Clemens Fuest, President of the Munich Ifo Institute, has expressed skepticism regarding the proposed changes to the so-called wealth tax. According to a reform package presented on Thursday, this tax is set to be 45 percent for assets over €250,000, rising to 47 percent for amounts exceeding €280,000. Speaking to Der Spiegel, Fuest stated that he finds the rationale for this jump of only €30,000 difficult to understand, suggesting that it is politically motivated rather than economically sound. He warns that this increase, coupled with rising pension contributions, places a substantial burden primarily on small and medium-sized businesses, noting that combined with the Soli tax, the burden approaches 50 percent, which could signal that less investment will occur within Germany.
While the government plans income tax relief totaling ten billion euros, Fuest pointed out that achieving a larger volume of relief would necessitate cuts in state expenditure. However, the lack of a corresponding plan for these cuts is, according to him, the package’s greatest weakness.
Marie-Christine Ostermann, President of the Association of Family Business Owners, echoed the criticisms. She noted that income tax essentially functions as the corporate tax for most family-run companies in the country. On Thursday at the TV channel Welt, she stated that this undoubtedly imposes an additional strain. Furthermore, she added that the existing pension reform already involves a two-percent long-term burden through capital cover. An additional burden from tax reforms is now being layered on top of that, despite the urgent need for companies to relieve pressure so they can resume investing.

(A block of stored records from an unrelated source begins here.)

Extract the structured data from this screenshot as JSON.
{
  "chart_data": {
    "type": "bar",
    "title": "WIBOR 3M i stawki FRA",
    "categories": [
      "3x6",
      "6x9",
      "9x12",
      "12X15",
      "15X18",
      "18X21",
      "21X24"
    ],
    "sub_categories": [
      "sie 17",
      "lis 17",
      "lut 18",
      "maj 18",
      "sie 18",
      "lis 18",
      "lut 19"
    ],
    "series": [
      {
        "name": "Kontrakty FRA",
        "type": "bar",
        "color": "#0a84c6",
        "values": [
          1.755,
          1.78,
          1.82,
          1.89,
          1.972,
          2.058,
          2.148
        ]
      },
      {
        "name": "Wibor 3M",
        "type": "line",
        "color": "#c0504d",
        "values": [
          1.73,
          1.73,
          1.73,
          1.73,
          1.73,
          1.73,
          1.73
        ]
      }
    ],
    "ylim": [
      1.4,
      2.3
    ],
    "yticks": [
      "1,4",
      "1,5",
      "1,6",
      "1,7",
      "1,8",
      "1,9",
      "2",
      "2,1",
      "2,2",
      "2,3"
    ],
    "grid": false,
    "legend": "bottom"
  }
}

Ostermann emphasized that higher tax rates and labor costs inhibit investment, but growth requires equity capital. She insisted that the focus must be on driving growth and investments within Germany by allowing companies to retain more private capital, rather than continuing concepts that involve state-controlled subsidies for “future technologies.” Instead, she argues, the priority must be placing trust in the private, free initiative of the country’s businesses. To address this, Ostermann demanded that the government do much more to provide tax relief to companies. If the proposed income tax changes fail, she argued, then at least the electricity tax should be completely eliminated for all companies immediately, stressing that financial and tax relief is the most crucial intervention needed.